Started by two seasoned broadcast journalists, Jim Kane and Rich Nagle, The News User Manual features ongoing podcast conversations (sometimes we call them casts) that encourage individuals to ask questions, think about, evaluate, gain an understanding of, and develop personal news curating skills. The News User Manual’s mission encourages listeners to ask lots of questions about the news. In one cast they comment:
The thing to remember is to neither believe nor disbelieve what you’re reading, hearing or watching online. Rather, ask yourself how, when, why and where it was reaching you.
How, when, why, and where — media literacy at it’s best!
Jim and Rich began producing the casts before the 2016 election — that is before the national conversation about fake news reached a frenzy. Readers of this blog already know that I am not especially thrilled with the term “fake news.”

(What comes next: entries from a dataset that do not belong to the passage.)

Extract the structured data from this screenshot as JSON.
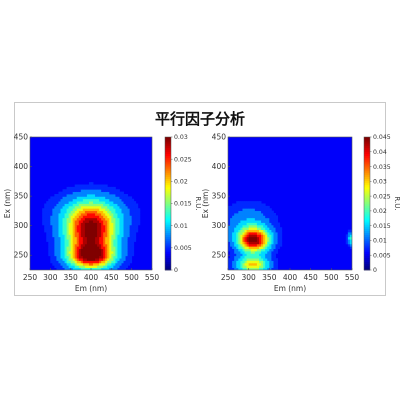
{
  "figure": {
    "title": "平行因子分析"
  },
  "chart_data": [
    {
      "type": "heatmap",
      "panel": "left",
      "xlabel": "Em (nm)",
      "ylabel": "Ex (nm)",
      "xlim": [
        250,
        550
      ],
      "ylim": [
        225,
        450
      ],
      "xticks": [
        "250",
        "300",
        "350",
        "400",
        "450",
        "500",
        "550"
      ],
      "yticks": [
        "250",
        "300",
        "350",
        "400",
        "450"
      ],
      "colorbar": {
        "label": "R.U.",
        "range": [
          0,
          0.03
        ],
        "ticks": [
          "0",
          "0.005",
          "0.01",
          "0.015",
          "0.02",
          "0.025",
          "0.03"
        ]
      },
      "components": [
        {
          "em": 400,
          "ex": 290,
          "sx": 42,
          "sy": 30,
          "amp": 0.03
        },
        {
          "em": 400,
          "ex": 248,
          "sx": 38,
          "sy": 14,
          "amp": 0.024
        },
        {
          "em": 400,
          "ex": 322,
          "sx": 62,
          "sy": 22,
          "amp": 0.006
        }
      ]
    },
    {
      "type": "heatmap",
      "panel": "right",
      "xlabel": "Em (nm)",
      "ylabel": "Ex (nm)",
      "xlim": [
        250,
        550
      ],
      "ylim": [
        225,
        450
      ],
      "xticks": [
        "250",
        "300",
        "350",
        "400",
        "450",
        "500",
        "550"
      ],
      "yticks": [
        "250",
        "300",
        "350",
        "400",
        "450"
      ],
      "colorbar": {
        "label": "R.U.",
        "range": [
          0,
          0.045
        ],
        "ticks": [
          "0",
          "0.005",
          "0.01",
          "0.015",
          "0.02",
          "0.025",
          "0.03",
          "0.035",
          "0.04",
          "0.045"
        ]
      },
      "components": [
        {
          "em": 312,
          "ex": 276,
          "sx": 26,
          "sy": 14,
          "amp": 0.045
        },
        {
          "em": 310,
          "ex": 234,
          "sx": 26,
          "sy": 10,
          "amp": 0.028
        },
        {
          "em": 300,
          "ex": 305,
          "sx": 40,
          "sy": 22,
          "amp": 0.008
        },
        {
          "em": 548,
          "ex": 278,
          "sx": 6,
          "sy": 8,
          "amp": 0.014
        }
      ]
    }
  ]
}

The News Users Manual series begins with a few podcast conversations that explain how news works and how our consumption of the news changes over time, especially with today’s digital and social media. The next several casts consider how reading the news with a sense of inquiry and questioning who, what, when, where, why — helps people process the news more productively. In subsequent episodes Jim and Rich explore how news affects the bubbles we live in (and how the bubbles affect our news), and lately the two journalists use their podcast conversations to describe how to deconstruct and analyze some of the current and controversial news stories.
My favorite podcasts so far?
- How to Unfake Your News — episode #5
- It’s OK to Take a News Break — episode #6
- New Year’s Resolutions — episode #11
By picking three I am by no means discounting the other podcasts because every single episode is a medialit lesson in itself.
The two journalists also maintain a blog site where an especially worthwhile post — for all ages — is Be Your Own News Eater, er, um, Editor.
Every educator, administrator, and parent who is concerned about helping young people (and adults, too) understand more about news needs to find a prominent place to share The News User Manual podcasts within their educational communities. Billed as “A thinking-person’s guide to staying informed in the Internet Age,” the podcasts have the potential to migrate our conversations away from the shouting about fake news and toward a thoughtful consideration of the role of news and journalism in contemporary society and in our lives.